Latest update March 25th, 2023 12:59 AM
Apr 27, 2017 News
The Main Parliamentary Opposition, the People’s Progressive Party/Civic (PPP/C), appears to be adamant in its move to have a Presidential ordered Commission of Inquiry (CoI) revoked.
After weeks of lamenting, the Party will now be moving to the National Assembly at a sitting scheduled for May 8.
According to a statement issued by the party yesterday, two motions were submitted.
One was the motion “Calling for the revocation of the commission of inquiry on lands”
The other motion is the call for the revocation of “V.A.T (Value Added Tax) on Education.”
Last month, President Granger established a CoI under the Commission of Inquiry Act, Chapter 19:03 of the Laws of Guyana “to examine and make recommendations to resolve all issues and uncertainties surrounding the claims of Amerindian land titling, the individual, joint or communal ownership of lands acquired by freed Africans and on any matters relating to land titling in Guyana.”
Seven persons have already been appointed to this Commission.

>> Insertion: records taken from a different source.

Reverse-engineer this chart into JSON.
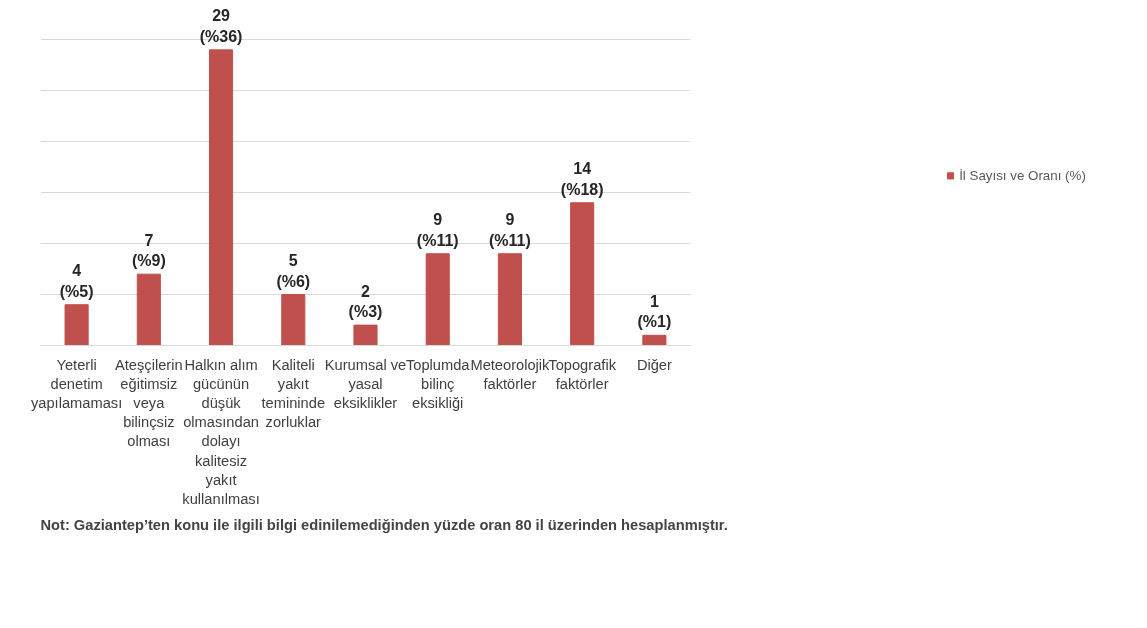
{
  "chart_data": {
    "type": "bar",
    "categories": [
      "Yeterli denetim yapılamaması",
      "Ateşçilerin eğitimsiz veya bilinçsiz olması",
      "Halkın alım gücünün düşük olmasından dolayı kalitesiz yakıt kullanılması",
      "Kaliteli yakıt temininde zorluklar",
      "Kurumsal ve yasal eksiklikler",
      "Toplumda bilinç eksikliği",
      "Meteorolojik faktörler",
      "Topografik faktörler",
      "Diğer"
    ],
    "series": [
      {
        "name": "İl Sayısı ve Oranı (%)",
        "color": "#c0504d",
        "values": [
          4,
          7,
          29,
          5,
          2,
          9,
          9,
          14,
          1
        ],
        "value_labels": [
          "4\n(%5)",
          "7\n(%9)",
          "29\n(%36)",
          "5\n(%6)",
          "2\n(%3)",
          "9\n(%11)",
          "9\n(%11)",
          "14\n(%18)",
          "1\n(%1)"
        ]
      }
    ],
    "tick_labels": "x",
    "grid": "y",
    "legend": "right",
    "annotations": [
      "Not: Gaziantep’ten konu ile ilgili bilgi edinilemediğinden yüzde oran 80 il üzerinden hesaplanmıştır."
    ]
  }
}
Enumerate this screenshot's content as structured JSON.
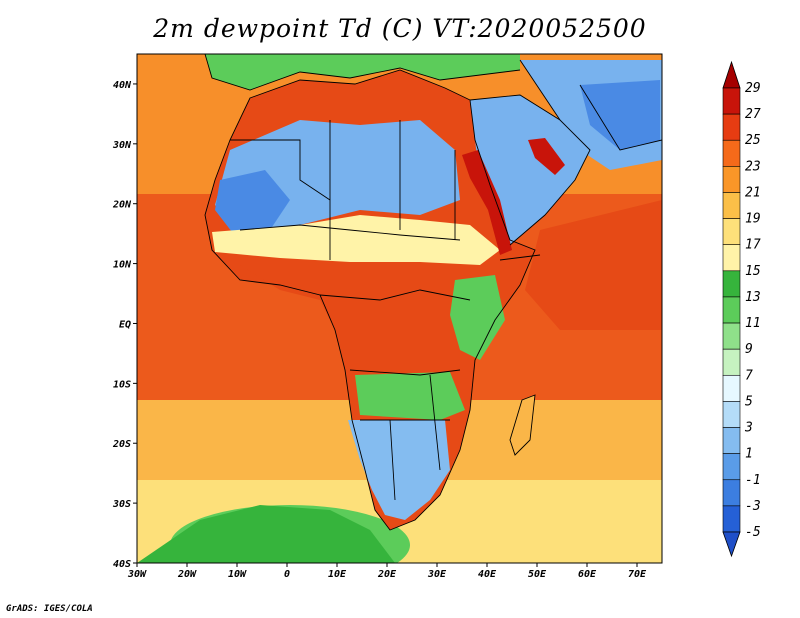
{
  "title": "2m dewpoint Td (C) VT:2020052500",
  "footer": "GrADS: IGES/COLA",
  "map": {
    "lon_range": [
      -30,
      75
    ],
    "lat_range": [
      -40,
      45
    ],
    "x_ticks": [
      {
        "lon": -30,
        "label": "30W"
      },
      {
        "lon": -20,
        "label": "20W"
      },
      {
        "lon": -10,
        "label": "10W"
      },
      {
        "lon": 0,
        "label": "0"
      },
      {
        "lon": 10,
        "label": "10E"
      },
      {
        "lon": 20,
        "label": "20E"
      },
      {
        "lon": 30,
        "label": "30E"
      },
      {
        "lon": 40,
        "label": "40E"
      },
      {
        "lon": 50,
        "label": "50E"
      },
      {
        "lon": 60,
        "label": "60E"
      },
      {
        "lon": 70,
        "label": "70E"
      }
    ],
    "y_ticks": [
      {
        "lat": 40,
        "label": "40N"
      },
      {
        "lat": 30,
        "label": "30N"
      },
      {
        "lat": 20,
        "label": "20N"
      },
      {
        "lat": 10,
        "label": "10N"
      },
      {
        "lat": 0,
        "label": "EQ"
      },
      {
        "lat": -10,
        "label": "10S"
      },
      {
        "lat": -20,
        "label": "20S"
      },
      {
        "lat": -30,
        "label": "30S"
      },
      {
        "lat": -40,
        "label": "40S"
      }
    ]
  },
  "colorbar": {
    "labels": [
      "29",
      "27",
      "25",
      "23",
      "21",
      "19",
      "17",
      "15",
      "13",
      "11",
      "9",
      "7",
      "5",
      "3",
      "1",
      "-1",
      "-3",
      "-5"
    ],
    "colors": [
      "#a50000",
      "#c8140a",
      "#e63c12",
      "#f56a1a",
      "#fa9628",
      "#fbbf48",
      "#fde07a",
      "#fff3a8",
      "#36b43c",
      "#5ccc5a",
      "#8fe08a",
      "#c6f2c0",
      "#e6f8ff",
      "#b4dcf8",
      "#84bcf0",
      "#5a9ce8",
      "#3c7ee0",
      "#2560d6",
      "#1f4fc8"
    ]
  },
  "palette": {
    "ocean_warm": "#ec5a1c",
    "ocean_mid": "#f78f2a",
    "ocean_cool": "#fab648",
    "ocean_cold": "#fde07a",
    "sahara": "#78b2ee",
    "sahara_dry": "#4a8ae4",
    "sahel": "#fff3a8",
    "tropics": "#e64a16",
    "green": "#5ccc5a",
    "antarctic_green": "#36b43c",
    "south_africa": "#84bcf0",
    "red_sea": "#c8140a"
  }
}
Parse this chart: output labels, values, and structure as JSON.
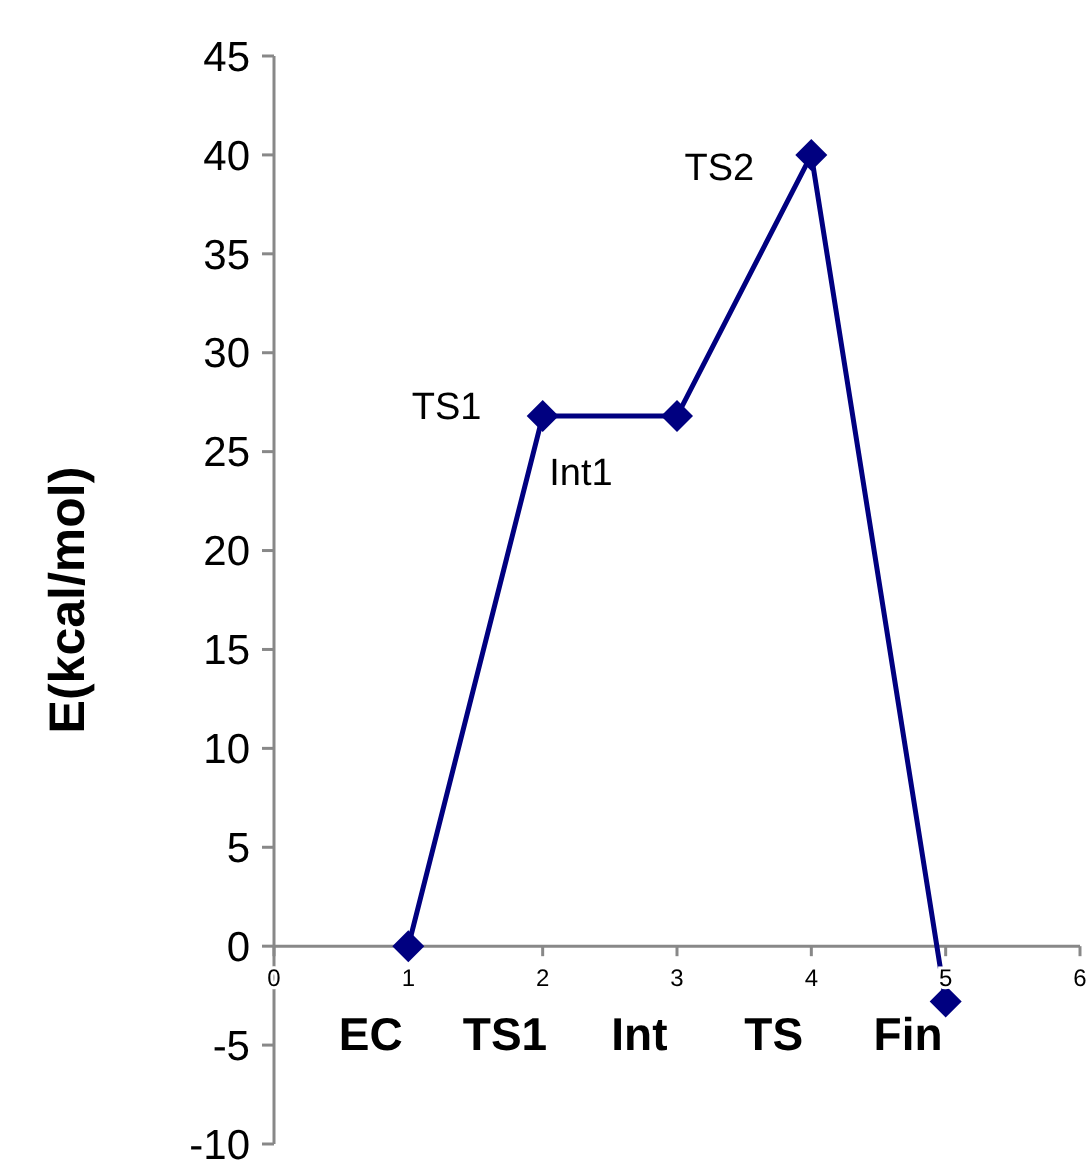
{
  "chart_data": {
    "type": "line",
    "ylabel": "E(kcal/mol)",
    "x": [
      1,
      2,
      3,
      4,
      5
    ],
    "series": [
      {
        "color": "#000080",
        "values": [
          0,
          26.8,
          26.8,
          40,
          -2.8
        ]
      }
    ],
    "xlim": [
      0,
      6
    ],
    "xticks": [
      0,
      1,
      2,
      3,
      4,
      5,
      6
    ],
    "ylim": [
      -10,
      45
    ],
    "yticks": [
      -10,
      -5,
      0,
      5,
      10,
      15,
      20,
      25,
      30,
      35,
      40,
      45
    ],
    "marker": "diamond",
    "grid": false,
    "annotations": [
      {
        "text": "TS1",
        "x": 2,
        "y": 26.8
      },
      {
        "text": "Int1",
        "x": 3,
        "y": 26.8
      },
      {
        "text": "TS2",
        "x": 4,
        "y": 40
      },
      "EC",
      "TS1",
      "Int",
      "TS",
      "Fin"
    ]
  }
}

The final report consisting of the commission’s findings and recommendations will be handed over to the President on or before November 1, 2017, or any later date as may be determined by the Head of State.
The PPP/C, in previous reports, had contended that the commission was established without any consultations with the National Toshaos Council (NTC); nor directly with “any Amerindian communities, nor with recognized non-governmental organizations representing Amerindians in Guyana”.
“In so doing the government denied the National Toshaos Council, Amerindian communities and Amerindian non-governmental organizations, of the right to be informed and consulted as to the rationale for and the objectives of this Commission of Inquiry,” the release from the Opposition read.
The PPP/C is of the opinion that the ‘expansive mandate’ of the Commission could undermine the legitimacy of Amerindian land rights and lead to the dispossession of Amerindian land titles and future land titling since the CoI will also be looking at “any matters relating to land titling in Guyana”.
The Opposition is also questioning the CoI in its motion, the need for the Commission since according to the PPP/C, Guyana has already established under the Amerindian Act of 2006, “a unique, comprehensive and robust legal framework which addresses Amerindian land rights and Amerindian communal land titling forever and absolute” with “Free Prior and Informed Consent” of the Amerindian communities, in accordance with the Constitution of Guyana, statutes and international law”.
The motion is being moved by Opposition Member of Parliament (MP) and Former Minister of Amerindian Affairs, Pauline Sukhai, and seconded by Nigel Dharamlall, PPP/C MP.